West Virginia Launches Alexa Skill to Answer Questions About Government Services

A new Alexa skill is enabling West Virginians to get answers to questions about their government and its services. The West Virginia Secretary of State’s Office skill is the latest of a growing wave of governments using voice apps to engage with citizens.

Alexa’s Country Road

The voice app is designed to answer a wide range of questions about West Virginia’s government and the services it offers. The accurately, if clumsily named West Virginia Secretary of State’s Office skill can tell users who current elected officials are, how to vote, and the steps for setting up businesses in the state. The skill isn’t comprehensive at the moment and focuses on the most common questions, and information people seek. There are plans to extend the voice app’s ability, however, including more interactive discussions and information pulled from a broader range of state databases.

“We strive to be a leader when it comes to using new technology to communicate with our constituents and make it easier to interact with our office,” West Virginia Secretary of State Mac Warner said in a statement. “Our new custom Alexa skill enables you to get answers to the most commonly asked questions about our office and the services we provide wherever you are using the most natural user interface in the world: the voice.
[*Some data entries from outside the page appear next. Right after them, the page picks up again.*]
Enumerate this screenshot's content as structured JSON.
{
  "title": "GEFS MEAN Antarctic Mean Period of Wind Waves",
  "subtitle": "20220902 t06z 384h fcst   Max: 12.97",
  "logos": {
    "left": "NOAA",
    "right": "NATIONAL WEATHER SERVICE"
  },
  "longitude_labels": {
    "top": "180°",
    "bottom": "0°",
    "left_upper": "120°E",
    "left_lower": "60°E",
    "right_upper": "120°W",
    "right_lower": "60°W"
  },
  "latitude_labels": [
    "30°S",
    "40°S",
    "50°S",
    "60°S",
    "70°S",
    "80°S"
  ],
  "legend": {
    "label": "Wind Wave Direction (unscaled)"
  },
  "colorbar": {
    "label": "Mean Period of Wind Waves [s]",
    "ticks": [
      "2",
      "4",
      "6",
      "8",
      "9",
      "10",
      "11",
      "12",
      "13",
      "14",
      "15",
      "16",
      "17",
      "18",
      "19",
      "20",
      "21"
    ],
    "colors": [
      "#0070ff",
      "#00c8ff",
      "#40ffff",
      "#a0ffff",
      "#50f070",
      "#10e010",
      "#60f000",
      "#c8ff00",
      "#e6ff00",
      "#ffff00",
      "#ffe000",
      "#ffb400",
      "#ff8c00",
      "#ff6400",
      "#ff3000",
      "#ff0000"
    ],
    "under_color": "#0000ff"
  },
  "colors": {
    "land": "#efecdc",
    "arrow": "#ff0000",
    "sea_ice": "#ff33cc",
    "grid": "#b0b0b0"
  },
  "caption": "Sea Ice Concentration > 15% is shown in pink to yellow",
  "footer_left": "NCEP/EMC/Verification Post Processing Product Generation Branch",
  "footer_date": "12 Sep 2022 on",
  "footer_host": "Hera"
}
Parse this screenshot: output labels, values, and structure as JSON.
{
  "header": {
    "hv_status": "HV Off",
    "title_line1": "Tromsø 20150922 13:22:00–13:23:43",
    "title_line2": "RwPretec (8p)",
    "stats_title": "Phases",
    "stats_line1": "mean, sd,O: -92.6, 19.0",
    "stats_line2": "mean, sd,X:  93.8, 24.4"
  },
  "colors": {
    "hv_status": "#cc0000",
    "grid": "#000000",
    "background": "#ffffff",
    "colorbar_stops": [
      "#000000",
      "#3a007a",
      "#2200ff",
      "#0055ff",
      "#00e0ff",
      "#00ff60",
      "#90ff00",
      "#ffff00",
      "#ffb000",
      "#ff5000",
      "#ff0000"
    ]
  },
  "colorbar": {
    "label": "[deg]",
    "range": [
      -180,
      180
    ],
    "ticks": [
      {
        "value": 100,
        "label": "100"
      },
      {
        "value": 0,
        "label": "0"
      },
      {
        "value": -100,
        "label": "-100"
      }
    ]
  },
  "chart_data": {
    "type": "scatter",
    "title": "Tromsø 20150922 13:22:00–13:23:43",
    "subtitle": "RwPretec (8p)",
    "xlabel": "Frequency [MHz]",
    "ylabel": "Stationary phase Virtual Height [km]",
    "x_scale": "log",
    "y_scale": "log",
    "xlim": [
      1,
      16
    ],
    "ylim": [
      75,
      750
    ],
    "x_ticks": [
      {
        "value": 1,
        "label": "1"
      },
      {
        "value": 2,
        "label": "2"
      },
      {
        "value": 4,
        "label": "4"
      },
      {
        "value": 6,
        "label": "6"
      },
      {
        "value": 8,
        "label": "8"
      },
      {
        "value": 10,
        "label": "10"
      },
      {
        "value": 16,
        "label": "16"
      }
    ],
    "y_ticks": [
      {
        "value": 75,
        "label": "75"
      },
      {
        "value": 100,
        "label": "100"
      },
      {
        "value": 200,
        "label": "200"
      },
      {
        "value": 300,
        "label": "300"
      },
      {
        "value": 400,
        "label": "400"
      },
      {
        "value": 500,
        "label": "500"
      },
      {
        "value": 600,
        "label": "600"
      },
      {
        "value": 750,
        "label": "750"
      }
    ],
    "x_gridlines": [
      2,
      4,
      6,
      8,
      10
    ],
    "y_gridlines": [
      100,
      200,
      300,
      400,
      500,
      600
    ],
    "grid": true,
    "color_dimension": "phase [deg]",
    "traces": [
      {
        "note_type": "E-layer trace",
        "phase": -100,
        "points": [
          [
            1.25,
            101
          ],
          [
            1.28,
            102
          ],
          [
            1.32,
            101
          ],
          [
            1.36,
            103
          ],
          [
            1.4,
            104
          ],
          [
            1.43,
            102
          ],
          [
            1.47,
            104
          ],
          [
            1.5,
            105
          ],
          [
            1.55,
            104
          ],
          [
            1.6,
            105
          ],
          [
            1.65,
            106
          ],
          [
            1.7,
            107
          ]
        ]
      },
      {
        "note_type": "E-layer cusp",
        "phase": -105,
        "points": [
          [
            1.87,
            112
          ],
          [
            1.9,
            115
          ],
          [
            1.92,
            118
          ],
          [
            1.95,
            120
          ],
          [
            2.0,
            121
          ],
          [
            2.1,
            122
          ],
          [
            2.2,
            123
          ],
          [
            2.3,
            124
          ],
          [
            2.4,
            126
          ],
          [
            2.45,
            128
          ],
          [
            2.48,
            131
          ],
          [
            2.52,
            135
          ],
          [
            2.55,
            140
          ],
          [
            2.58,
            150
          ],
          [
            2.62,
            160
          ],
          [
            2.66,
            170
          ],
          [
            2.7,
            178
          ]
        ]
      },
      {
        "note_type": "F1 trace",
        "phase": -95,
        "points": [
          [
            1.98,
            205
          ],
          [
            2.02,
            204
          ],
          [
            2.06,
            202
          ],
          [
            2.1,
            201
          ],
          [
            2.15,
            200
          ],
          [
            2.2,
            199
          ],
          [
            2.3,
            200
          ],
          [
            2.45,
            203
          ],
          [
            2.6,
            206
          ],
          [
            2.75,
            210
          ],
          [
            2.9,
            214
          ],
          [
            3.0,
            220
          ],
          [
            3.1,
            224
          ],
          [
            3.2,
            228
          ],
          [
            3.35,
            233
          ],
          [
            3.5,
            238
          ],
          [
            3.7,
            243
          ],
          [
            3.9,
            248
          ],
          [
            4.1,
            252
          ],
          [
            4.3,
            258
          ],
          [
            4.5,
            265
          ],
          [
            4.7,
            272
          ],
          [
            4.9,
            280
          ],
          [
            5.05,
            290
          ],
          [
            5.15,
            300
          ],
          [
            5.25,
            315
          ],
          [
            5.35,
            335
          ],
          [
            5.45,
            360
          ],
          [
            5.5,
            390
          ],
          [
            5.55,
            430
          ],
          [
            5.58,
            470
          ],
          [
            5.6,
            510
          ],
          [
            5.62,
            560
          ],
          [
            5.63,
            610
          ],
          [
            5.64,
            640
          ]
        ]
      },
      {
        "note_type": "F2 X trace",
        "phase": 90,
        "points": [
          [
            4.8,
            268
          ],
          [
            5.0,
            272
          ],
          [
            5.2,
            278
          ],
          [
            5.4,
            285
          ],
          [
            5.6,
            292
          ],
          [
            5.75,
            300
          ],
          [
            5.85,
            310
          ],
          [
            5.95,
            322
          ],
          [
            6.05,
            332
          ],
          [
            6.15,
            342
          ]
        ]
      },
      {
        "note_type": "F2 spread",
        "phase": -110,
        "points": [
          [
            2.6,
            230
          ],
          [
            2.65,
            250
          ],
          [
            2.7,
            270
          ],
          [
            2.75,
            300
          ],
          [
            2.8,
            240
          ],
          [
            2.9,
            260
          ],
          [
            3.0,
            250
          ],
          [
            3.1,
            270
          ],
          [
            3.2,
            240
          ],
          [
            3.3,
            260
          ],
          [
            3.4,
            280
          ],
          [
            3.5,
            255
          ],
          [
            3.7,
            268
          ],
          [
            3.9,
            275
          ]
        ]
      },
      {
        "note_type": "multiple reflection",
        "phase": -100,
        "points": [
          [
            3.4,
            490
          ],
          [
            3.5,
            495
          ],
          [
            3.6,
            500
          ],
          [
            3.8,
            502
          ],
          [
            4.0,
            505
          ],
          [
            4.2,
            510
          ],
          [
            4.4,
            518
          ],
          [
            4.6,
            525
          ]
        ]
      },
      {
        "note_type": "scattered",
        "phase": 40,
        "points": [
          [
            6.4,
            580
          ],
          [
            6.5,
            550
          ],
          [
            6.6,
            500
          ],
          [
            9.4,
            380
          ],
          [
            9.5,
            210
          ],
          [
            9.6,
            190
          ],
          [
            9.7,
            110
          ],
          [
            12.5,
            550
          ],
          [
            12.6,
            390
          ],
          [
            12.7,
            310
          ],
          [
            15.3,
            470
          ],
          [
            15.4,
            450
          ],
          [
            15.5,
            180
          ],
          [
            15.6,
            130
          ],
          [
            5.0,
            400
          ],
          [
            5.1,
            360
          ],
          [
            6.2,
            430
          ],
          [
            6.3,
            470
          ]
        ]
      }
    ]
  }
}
We’ve barely scratched the surface with voice assistant technology, and we have more exciting functionality in the works.”

Government Speaks

Though West Virginia only has a skill for one state office, it’s easy to imagine that success will lead to other departments creating a voice app or augmenting the current one. And West Virginia is not alone in seeing the usefulness of building voice apps. Mesa, Arizona, recently launched an Alexa skill that can answer questions like West Virginia’s, for instance. Mesa’s skill also accesses the city calendar and offers a way for people to pay their utility bills through the voice app. The utility payment aspect is something Amazon is exploring directly, too, first in India and now worldwide with more than 700 utility companies.

There are also companies interested in connecting municipal data with voice assistants. Canadian startup Qwhery is working on a product called Q11 to do just that. On a larger scale, Estonia wants to set up a voice assistant for the whole country named for a magical assistant built of straw to connect citizens with government services. More cities, states, and even countries are likely to take their first steps in developing a voice app, making them just another facet of how they communicate with citizens.